Sula Miranda crê que futuro marido não será ruim de cama: "quando ele é do bem não tem como"

  • Por Jovem Pan
  • 21/03/2017 14h26
Johnny Drum/ Jovem Pan

Sula Miranda ganhou a atenção da mídia ao declarar que está sem sexo há 10 anos. Em passagem pelo Pânico na Rádio nesta terça-feira (21), ela afirmou que a decisão de não ter relações sexuais depois que se converteu para a Igreja Universal não é um sacrifício.

“O sexo está ligado ao casamento, não se faz sexo sem casamento”, defendeu Sula. “Sou convertida há 12 anos e depois que aprendi o que ensinam eu decidi fazer diferente e isso [ficar sem sexo] foi uma delas”, contou.

Apesar dos anos sem relações sexuais, Sula afirmou que ainda sente desejos e, apesar de ser difícil resistir a eles, ela não encara isso como um sacrifício. “Eu não enjoei de sexo, ainda sinto tudo igual a todo mundo, mas é questão de controlar.
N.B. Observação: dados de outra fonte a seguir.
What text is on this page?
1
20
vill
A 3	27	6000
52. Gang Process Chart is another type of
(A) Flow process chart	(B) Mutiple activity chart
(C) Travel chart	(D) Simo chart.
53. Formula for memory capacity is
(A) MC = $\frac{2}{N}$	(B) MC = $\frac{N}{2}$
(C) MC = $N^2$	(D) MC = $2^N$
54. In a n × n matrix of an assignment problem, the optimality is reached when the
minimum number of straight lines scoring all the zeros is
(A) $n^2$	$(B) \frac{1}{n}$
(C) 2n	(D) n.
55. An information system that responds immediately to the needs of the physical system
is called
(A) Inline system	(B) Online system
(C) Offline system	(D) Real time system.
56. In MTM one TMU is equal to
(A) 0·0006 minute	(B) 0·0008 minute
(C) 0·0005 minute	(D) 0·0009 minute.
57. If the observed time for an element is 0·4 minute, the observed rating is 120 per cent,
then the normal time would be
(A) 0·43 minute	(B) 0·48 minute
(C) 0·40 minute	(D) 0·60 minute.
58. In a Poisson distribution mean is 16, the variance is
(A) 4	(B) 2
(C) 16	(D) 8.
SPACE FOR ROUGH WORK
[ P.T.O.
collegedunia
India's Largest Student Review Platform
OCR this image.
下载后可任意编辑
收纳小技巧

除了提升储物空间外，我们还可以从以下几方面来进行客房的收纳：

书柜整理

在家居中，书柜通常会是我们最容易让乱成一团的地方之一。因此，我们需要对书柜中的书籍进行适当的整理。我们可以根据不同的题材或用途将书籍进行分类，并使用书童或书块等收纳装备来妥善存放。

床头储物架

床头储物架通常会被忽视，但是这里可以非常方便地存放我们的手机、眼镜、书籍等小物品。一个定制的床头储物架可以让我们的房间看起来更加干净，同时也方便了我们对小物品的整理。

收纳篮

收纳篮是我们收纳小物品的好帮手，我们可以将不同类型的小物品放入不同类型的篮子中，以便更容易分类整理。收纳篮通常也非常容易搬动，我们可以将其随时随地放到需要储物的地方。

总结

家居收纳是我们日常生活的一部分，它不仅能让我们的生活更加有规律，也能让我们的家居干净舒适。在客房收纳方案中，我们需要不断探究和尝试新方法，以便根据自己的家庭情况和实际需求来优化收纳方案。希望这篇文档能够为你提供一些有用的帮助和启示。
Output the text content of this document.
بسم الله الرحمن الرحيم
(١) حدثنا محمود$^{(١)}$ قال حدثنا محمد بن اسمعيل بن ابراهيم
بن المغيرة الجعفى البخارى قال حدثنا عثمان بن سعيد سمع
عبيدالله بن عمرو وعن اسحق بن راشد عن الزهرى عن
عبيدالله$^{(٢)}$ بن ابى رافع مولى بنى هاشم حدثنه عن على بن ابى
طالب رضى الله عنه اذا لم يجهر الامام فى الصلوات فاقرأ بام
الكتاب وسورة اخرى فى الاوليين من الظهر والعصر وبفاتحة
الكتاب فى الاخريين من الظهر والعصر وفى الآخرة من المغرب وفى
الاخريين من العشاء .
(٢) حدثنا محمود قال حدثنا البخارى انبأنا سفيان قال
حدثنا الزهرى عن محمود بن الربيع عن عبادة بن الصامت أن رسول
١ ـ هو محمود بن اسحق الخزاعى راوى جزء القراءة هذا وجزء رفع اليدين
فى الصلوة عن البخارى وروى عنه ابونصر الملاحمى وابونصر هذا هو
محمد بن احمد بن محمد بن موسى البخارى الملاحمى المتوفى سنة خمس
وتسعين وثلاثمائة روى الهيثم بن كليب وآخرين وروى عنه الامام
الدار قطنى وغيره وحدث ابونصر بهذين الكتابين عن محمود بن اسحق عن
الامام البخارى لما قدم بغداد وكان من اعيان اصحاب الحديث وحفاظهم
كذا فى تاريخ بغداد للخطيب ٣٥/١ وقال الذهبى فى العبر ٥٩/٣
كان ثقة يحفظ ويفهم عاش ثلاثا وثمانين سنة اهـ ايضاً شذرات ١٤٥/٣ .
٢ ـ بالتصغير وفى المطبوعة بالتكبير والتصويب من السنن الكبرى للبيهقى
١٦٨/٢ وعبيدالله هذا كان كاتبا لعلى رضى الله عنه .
Eu prefiro esperar para não escolher errado como fiz no passado”, explicou.

Mas e se depois do casamento o parceiro for ruim de cama? Para Sula, isso é impossível de acontecer e não é uma preocupação sua. “Quando você investe, você recebe o que você dá. Se você deu coisas boas, e eu cheguei à conclusão que o cara é do bem, não tem como ser ruim na cama”, defendeu.

A cantora ainda rejeitou que sua decisão de se manter sem sexo seja “radical”: “é opção de vida”. “Faço com prazer e obedeço com prazer, não é obrigação. Isso não me incomoda”, garantiu.

A “rainha dos caminhoneiros” ainda contou sobre um novo projeto que deve iniciar em 2017 tendo em vista, justamente, aqueles que a “abraçaram” no começo da carreira. Ela se associou a uma iniciativa que pretende construir pontos de apoio  para caminhoneiros aonde os profissionais possam descansar na estrada.

“O caminhoneiro deveria der uma profissão mais valorizada, mas é muito desvalorizado. O projeto vai construir 32 pontos de apoio ao caminhoneiro (PACAM) pelo Brasil inteiro, para que eles tenham dignidade na estrada”, concluiu.

Relacionamento com Thammy Miranda

Durante a passagem pelo Pânico, Sula ainda comentou sobre o suposto “desentendimento” que teria tido com a sobrinha Thammy, sobre sua mudança de sexo e escolher ser tratada no masculino. Para a cantora, é “hipocrisia” a família dizer que aceita.

“Amo muito a minha sobrinha, mas é uma hipocrisia a família falar que aceita. Não tem como chamar de ‘o’ Thammy”, afirmou. “Eu não falo que aceito ou não, falo que eu não rejeito”, falou.

“É hipocrisia a pessoa falar ‘eu aceito’, é mais fácil falar que não rejeita e ama”, disse ao garantir que o amor pela sobrinha continua o mesmo. “O amor está acima de tudo isso e o que vale é o amor da família”, concluiu.